Drug Discovery Unit, Division of Biological Chemistry and Drug Discovery, College of Life Sciences, University of Dundee, Dundee DD1 5EH, U.K.
Department of Biochemistry and Biophysics, Texas A&M University, College Station, Texas 77843, United States.
J Med Chem. 2022 Jan 13;65(1):409-423. doi: 10.1021/acs.jmedchem.1c01586. Epub 2021 Dec 15.

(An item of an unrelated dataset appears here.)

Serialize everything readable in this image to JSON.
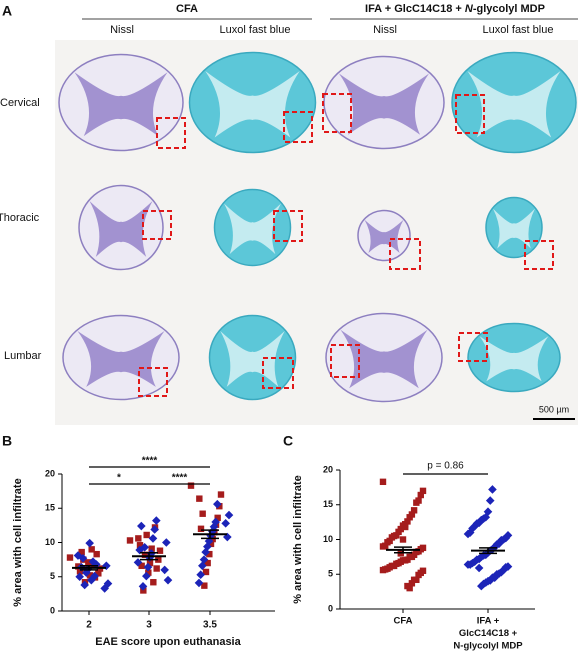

With increasing drug resistance in tuberculosis (TB) patient populations, there is an urgent need for new drugs. Ideally, new agents should work through novel targets so that they are unencumbered by preexisting clinical resistance to current treatments. Benzofuran was identified as a potential lead for TB inhibiting a novel target, the thioesterase domain of Pks13. Although, having promising activity against , its main liability was inhibition of the hERG cardiac ion channel. This article describes the optimization of the series toward a preclinical candidate. Despite improvements in the hERG liability in vitro, when new compounds were assessed in ex vivo cardiotoxicity models, they still induced cardiac irregularities. Further series development was stopped because of concerns around an insufficient safety window. However, the demonstration of in vivo activity for multiple series members further validates Pks13 as an attractive novel target for antitubercular drugs and supports development of alternative chemotypes.
随着结核病(TB)患者群体耐药性的增加,迫切需要新的药物。理想情况下,新的药物应该通过新的靶点发挥作用,这样它们就不会受到现有治疗方法的临床耐药性的影响。苯并呋喃被确定为一种有潜力的抗结核药物,它可以抑制 Pks13 的硫酯酶结构域。尽管它对有很好的活性,但它的主要缺点是抑制 hERG 心脏离子通道。本文描述了该系列向临床前候选药物的优化过程。尽管在体外改善了 hERG 的副作用,但当新的化合物在离体心脏毒性模型中进行评估时,它们仍然会引起心脏不规则。由于对安全性窗口不足的担忧,进一步的系列开发被停止。然而,多个系列成员的体内活性的证明进一步证实了 Pks13 作为抗结核药物的一个有吸引力的新靶标,并支持开发替代的化学型。